Hace unos años hallé un ejemplar de corzo Capreolus capreolus al lado del río, tumbado, muerto. Allí quedó acompañado de la maraña ribereña y el dosel forestal sin permitir a los necrófagos su localización. Tal vez, el cérvido se pudriera sin más por el complicado acceso a su carne cubierta por la vegetación.
El uno de mayo de este año, de nuevo, me encontré con la misma tesitura; otro precioso corzo macho muerto. Las fuertes rachas de viento que alcanzaron gran fuerza por su velocidad, tumbaron bastantes árboles, tanto silvestres como de plantaciones. Allí estaba el corzo, y ello me hizo pensar que tal vez se tratara de una víctima más del viento al derribar el chopo cayéndole encima.

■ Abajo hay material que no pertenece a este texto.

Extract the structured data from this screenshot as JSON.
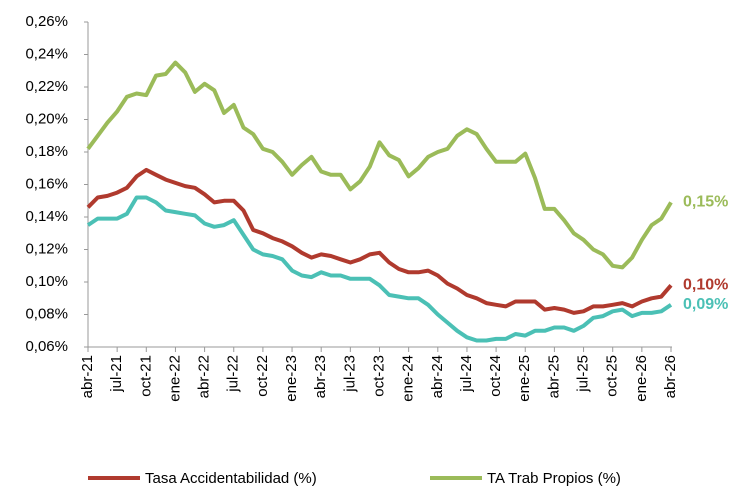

Paradojas de la vida. En una necesaria comprobación desestimé el accidente al no hallar sobre el animal ni el tronco ni las ramas sobre su cuerpo. Sin embargo, al darle la vuelta, un boquete perfecto en el flanco izquierdo reveló la causa de su muerte; un disparo de rifle. Si, tan soberbia criatura abatida simplemente por placer, por una imborrable muesca en la genética del cazador humano que no desaparece ni con generaciones bien abastecidas de carne. Un gen imperturbable que sólo obedece a matar sin sentido, sin necesidad, sólo por el macabro deseo de jugar con ventaja y anular vidas a granel. Tal vez, como decía el filósofo Jesús Mosterín; meros complejos en la cerrazón de estos aniquiladores sin más.
Esta vez no me lo pensé dos veces. El corzo anterior se pudrió en la soledad, desperdiciado. Cogí al herbívoro como pude, a pesar de estar húmedo por el rocío matinal y me lo eché sobre los hombros camino de la ladera pedregosa, fuera de la chopera y lo más alto posible del monte, desde donde los castigados buitres leonados pudieran darle el final más justo dentro del marco de la naturaleza.
Dos semanas después vi el resultado. Conociendo el comportamiento de estos impasibles necrófagos entregados a sus disputas jerárquicas, fui testigo de su labor cumplida, y yo, compensado por el esfuerzo como porteador, ya que el animal pesaba lo suyo. Las grandes plumas y plumones esparcidas por la ladera, y los huesos del festín en el fondo, delataban el éxito de un buen trabajo.
Por cierto, cuando deposité el corzo en un lugar visible, alto y accesible para los buitres, descubrí entre los campos y la chopera a una persona que caminaba de un lado a otro buscando algo, no sé...se le veía muy concentrado en ello.